Again, I was too lazy to make myself Egg McMuffins for breakfast, so I rationed out the rest of that box of Sultana Bran (Raisin Bran for my American friends and family) for a final bowl. Rationing the box made me get about 2 or 3 more bowls out of it, so that was a feel-good factor for me.
I spent the day tinkering with the Moodle site for The Place Where I Work so the display errors would have an alternative to render correctly, and that was satisfying.
I also spent some of that time putting categories and tags and proper feature images on my blog entries during the pandemic lockdown to provide consistency and variety in the posts.
By 1 PM, we received both good news and bad news for New Zealand. The confirmed and probable cases of COVID-19 in the last 24 hours were 63, nothing close to the 85 and 83 we had had in the two days before; however, sadly, we had our first COVID-19 death: a woman in her mid-70s, thought to have been in hospital with flu until a few days ago, died in the early hours of today. The nation seemed upset for the loss of this person we didn’t know very well.
I spoke to my Mom in Chicago for nearly 2 hours, which was nice. Being isolated on different sides of the world seemed to make us talk longer, just in case. I admitted to her, as I have admitted to my husband and a few other people, I am anxious about going out tomorrow to get my flu shot at my doctor’s office. My doctor encouraged me (a high-risk person) to come in and get the flu immunization as soon as it was available during a clinic day so I was immunized. That day is tomorrow (Monday), so I do need to get it done. I’ll be wearing a mask and touching absolutely nothing if I can help it. While I normally go somewhere else after I visit the doctor’s office, this time I’ll be picking up my husband’s prescriptions (in the same complex), then heading home right away and scrubbing up well.

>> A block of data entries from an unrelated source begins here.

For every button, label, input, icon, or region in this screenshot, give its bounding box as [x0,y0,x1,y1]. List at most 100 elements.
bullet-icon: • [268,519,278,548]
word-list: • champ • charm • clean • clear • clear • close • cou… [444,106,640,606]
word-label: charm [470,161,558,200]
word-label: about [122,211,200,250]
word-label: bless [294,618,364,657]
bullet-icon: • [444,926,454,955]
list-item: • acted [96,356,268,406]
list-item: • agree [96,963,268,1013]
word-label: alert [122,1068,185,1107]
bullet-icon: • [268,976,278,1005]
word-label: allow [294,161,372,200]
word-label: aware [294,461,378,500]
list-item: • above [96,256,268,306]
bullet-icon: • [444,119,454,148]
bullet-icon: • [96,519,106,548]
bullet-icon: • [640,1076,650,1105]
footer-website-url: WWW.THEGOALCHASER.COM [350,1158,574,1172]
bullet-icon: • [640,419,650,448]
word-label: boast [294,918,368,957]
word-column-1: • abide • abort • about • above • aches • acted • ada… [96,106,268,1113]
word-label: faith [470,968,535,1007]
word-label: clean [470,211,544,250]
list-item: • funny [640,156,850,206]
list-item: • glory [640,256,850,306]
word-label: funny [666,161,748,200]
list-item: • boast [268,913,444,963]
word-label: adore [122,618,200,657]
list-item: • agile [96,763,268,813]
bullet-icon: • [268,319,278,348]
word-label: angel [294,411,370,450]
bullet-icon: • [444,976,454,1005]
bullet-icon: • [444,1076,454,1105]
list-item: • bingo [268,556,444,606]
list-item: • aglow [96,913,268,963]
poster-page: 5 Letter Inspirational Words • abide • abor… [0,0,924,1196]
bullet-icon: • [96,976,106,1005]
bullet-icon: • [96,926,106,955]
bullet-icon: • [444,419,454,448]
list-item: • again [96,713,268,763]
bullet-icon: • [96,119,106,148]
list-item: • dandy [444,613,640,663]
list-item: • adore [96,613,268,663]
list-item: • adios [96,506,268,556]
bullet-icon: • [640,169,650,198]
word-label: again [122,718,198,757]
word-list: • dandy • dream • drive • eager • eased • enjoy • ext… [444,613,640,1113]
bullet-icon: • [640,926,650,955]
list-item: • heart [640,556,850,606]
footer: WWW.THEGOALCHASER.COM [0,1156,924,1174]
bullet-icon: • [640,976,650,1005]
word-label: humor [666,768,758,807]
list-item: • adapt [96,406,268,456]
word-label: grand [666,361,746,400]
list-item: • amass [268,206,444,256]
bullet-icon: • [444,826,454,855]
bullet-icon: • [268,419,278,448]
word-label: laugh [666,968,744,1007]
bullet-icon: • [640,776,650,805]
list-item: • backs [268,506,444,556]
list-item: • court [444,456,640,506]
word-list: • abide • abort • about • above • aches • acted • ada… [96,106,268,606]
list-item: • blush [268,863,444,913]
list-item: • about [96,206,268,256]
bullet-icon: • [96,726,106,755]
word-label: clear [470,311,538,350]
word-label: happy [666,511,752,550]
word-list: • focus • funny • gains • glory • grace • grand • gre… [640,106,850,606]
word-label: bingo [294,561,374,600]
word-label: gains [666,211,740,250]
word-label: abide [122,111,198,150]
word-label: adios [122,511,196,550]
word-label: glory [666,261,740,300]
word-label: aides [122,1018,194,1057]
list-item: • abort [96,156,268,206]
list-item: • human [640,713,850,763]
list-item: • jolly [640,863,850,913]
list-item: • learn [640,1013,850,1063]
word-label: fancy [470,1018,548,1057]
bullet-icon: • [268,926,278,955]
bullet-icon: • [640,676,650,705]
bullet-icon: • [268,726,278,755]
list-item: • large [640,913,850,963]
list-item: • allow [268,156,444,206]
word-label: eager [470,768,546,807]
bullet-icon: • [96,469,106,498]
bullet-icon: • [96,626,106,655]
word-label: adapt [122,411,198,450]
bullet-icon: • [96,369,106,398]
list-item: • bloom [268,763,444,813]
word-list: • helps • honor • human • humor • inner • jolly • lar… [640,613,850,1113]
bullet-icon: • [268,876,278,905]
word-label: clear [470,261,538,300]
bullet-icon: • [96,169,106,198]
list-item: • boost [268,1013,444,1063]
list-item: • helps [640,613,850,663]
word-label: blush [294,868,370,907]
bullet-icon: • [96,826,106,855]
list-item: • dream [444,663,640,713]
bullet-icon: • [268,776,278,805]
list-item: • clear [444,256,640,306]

Today marks 5 days (around 2 PM) where I have not been in close contact with any other people other than my husband. I have been inside our home all that time except the 2 walks we went on, very cognascent of keeping the 2 meter rule intact at all times when around other people.
I was heartened to receive messages from some friends and family around the world. It made me feel less isolated, and that was nice. I am, of course, very concerned about my friends and family in the States (especially) due to the crazy explosion of COVID-19 cases. My thoughts and prayers and well-wishes are radiating out to ensure they are okay as best as I can make them from so far away.
Tonight, I go to bed feeling a little more optimistic. After speaking with my Mom, it reenforced the idea that I have more personal control over this pandemic in my own space than I did with the earthquakes. Wash my hands, maintain social distancing measures, clean, cleanse, sanitize — these things can protect me against the virus. I just need to remain vigilant.
I hope whoever is reading this, wherever you are and whatever your circumstances, that you are doing well, staying safe and sane, and that we get through this pandemic together. Kia kaha and God bless you.